As artists with strong connections to Newcastle and the north-east, we are alarmed that in the context of the £418m capital development programme to stimulate the retail and leisure sector, Newcastle city council has proposed a 100% cut to its arts budget which will decimate the cultural life of the city (Report, 11 December). The council's support helps arts organisations attract many millions of pounds in yearly investment to the city and the effects will be economically disastrous to both the arts organisations and to hundreds of businesses which benefit from their success. Newcastle has an international reputation for its cultural life and the artists it produces. Not only has this been vital for inward investment in the region, but it has allowed the people of the city access to the highest-quality art for a modest investment by the council. Generations of young people will be denied access to the opportunities we were given and without the council's support the arts will simply become a pursuit for the most wealthy.
By the council's own admission these cuts are blanket and pre-emptory. No strategy has been made to save any or part of these thriving organisations and it seems to us a shortsighted attack on the arts and the idea that culture should be available to all. The leader's comments that this is a simple choice between the arts and "life and death" services is just not the case. These cuts are totally out of line with the rest of the country. The city council is risking throwing away a shared cultural heritage that has been built up by generations and generations of ordinary people in the City. If these organisations go under they will never be replaced. We recognise these are difficult times, but it is precisely now that we are relying on the council to protect these organisations for everyone. The cost of losing them is simply too huge and totally unnecessary. We strongly urge Newcastle council to rethink this baffling decision and find an appropriate way to preserve the arts in Newcastle.
Thomas Allen, Bryan Ferry, Mark Knopfler, Sting, Neil Tennant, Kathryn Tickell, the Unthanks, Antony Gormley, Jane and Louise Wilson, David Almond, Pat Barker, Peter Flannery, Lee Hall, Tony Harrison, Sean O'Brien, Peter Straughan, Alun Armstrong, Robson Green, Jill Halfpenny, Charlie Hardwick, Tim Healy, Jimmy Nail, Madelaine Newton, Kevin Whately
• Josie Rourke commissioning Phyllida Lloyd's Julius Caesar is more than an interesting opportunity for women (Exit the women, stage left, G2 11 December) – it is a rallying call for female empowerment and has the potential to mark a turning point in UK theatre. How good to see the 2-to-1 casting of male actors over female backed up by your research. This figure was identified by Equity members in 2008 when looking at TV schedules. Sadly, at that time we thought theatre was so much better at offering female performers opportunities to work and portray 51% of the population. Now, though we see improvement in TV, theatre has got worse.

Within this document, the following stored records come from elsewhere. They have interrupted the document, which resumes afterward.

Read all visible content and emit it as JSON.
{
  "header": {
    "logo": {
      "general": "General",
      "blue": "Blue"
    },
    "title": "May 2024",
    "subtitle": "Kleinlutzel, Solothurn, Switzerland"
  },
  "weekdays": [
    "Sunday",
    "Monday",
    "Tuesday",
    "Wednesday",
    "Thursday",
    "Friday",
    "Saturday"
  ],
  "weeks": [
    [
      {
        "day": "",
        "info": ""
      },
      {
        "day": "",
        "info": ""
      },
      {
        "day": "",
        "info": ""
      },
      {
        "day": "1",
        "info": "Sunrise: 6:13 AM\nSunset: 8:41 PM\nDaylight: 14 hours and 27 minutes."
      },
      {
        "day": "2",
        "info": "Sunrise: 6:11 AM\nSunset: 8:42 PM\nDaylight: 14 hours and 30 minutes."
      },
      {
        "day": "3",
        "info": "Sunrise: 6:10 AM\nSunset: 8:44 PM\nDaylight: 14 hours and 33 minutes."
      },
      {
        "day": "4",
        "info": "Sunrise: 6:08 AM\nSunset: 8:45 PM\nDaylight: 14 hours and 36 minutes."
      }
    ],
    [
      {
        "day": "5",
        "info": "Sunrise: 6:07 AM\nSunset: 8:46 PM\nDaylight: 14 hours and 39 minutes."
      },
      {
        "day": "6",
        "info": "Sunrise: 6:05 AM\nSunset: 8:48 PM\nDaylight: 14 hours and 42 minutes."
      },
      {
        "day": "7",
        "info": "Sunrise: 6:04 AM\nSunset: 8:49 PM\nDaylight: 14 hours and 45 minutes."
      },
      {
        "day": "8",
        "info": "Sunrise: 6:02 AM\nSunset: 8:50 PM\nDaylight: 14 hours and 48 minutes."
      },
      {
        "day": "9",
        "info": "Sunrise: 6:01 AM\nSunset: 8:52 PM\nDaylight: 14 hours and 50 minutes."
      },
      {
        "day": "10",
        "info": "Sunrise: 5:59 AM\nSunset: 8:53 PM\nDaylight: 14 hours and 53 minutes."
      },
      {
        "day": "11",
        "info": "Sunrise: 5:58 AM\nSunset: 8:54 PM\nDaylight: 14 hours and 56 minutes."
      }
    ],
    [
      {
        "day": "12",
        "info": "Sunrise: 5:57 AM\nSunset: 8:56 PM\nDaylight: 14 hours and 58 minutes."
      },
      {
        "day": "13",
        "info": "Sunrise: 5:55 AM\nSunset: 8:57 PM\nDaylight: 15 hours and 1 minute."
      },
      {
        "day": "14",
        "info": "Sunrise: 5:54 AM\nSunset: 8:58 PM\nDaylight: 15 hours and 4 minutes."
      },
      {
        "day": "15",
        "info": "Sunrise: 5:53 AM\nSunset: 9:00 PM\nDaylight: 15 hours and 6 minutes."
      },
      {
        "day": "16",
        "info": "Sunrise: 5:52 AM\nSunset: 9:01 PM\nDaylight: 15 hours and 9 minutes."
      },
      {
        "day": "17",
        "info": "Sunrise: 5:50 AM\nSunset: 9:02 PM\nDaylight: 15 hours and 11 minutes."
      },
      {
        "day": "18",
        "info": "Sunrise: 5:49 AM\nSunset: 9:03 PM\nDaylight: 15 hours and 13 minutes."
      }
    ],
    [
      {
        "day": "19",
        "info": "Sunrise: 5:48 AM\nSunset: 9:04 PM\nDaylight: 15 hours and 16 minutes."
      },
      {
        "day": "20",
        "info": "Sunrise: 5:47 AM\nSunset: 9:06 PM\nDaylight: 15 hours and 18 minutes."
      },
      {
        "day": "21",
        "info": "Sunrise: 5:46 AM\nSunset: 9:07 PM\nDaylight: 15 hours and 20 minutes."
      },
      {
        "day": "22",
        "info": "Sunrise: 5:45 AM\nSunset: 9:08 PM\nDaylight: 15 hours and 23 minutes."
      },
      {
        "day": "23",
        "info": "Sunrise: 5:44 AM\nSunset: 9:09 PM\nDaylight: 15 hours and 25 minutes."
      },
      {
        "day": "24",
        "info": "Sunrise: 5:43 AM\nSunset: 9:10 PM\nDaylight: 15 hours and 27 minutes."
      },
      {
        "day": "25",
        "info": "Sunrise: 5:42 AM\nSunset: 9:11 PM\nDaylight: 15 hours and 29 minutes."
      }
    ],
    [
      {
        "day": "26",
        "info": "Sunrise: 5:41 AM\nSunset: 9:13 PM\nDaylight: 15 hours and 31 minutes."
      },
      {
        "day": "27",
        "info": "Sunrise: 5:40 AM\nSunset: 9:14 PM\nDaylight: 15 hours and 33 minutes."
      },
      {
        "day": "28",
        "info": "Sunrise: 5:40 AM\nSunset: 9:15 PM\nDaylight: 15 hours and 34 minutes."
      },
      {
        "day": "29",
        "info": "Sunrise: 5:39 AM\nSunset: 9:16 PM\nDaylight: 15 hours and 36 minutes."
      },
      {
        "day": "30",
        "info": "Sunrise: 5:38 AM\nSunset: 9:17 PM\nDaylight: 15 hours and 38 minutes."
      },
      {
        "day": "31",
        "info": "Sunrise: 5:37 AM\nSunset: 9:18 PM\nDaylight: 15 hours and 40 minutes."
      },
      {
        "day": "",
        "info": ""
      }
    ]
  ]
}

"Artistic freedom!" men cry, and then censor women's voices, particularly older female writers' voices, and perpetuate the invisibility of older women. Actresses know this too well as our careers peter out after 45. The Equalities Act, if not exactly hindering us, does nothing to change the situation. However, there are two hopeful signs. The first is the growing resolve that "we are not going away"; the second is that there are women coming into positions who can unlock the barriers to what is commissioned.
It is not fair to expect change to be the sole responsibility of female artistic directors, thereby absolving men. These women are often not holding the purse strings to the largest subsidies, and the larger the public subsidy surely the larger the responsibility for equal representation. If Ian Forrest at the Theatre by the Lake in Keswick, can build successful seasons of plays on a company of equal gender, so can the National, can't it?
Jean Rogers
Vice-president, Equity
• In his learning plays, Brecht asks us "expressly to discover that what happens all the time is not natural". As Jez Butterworth, April De Angelis and others testify (Back to school, Review, 15 December), good classroom drama encourages children to think imaginatively and to question the "natural". This is the last thing the "Tinas" want and it's no surprise that drama is being downgraded. Can anyone who has ever been inspired by drama at school please flood the education department with their reasons for upgrading the subject. The world and our children need it.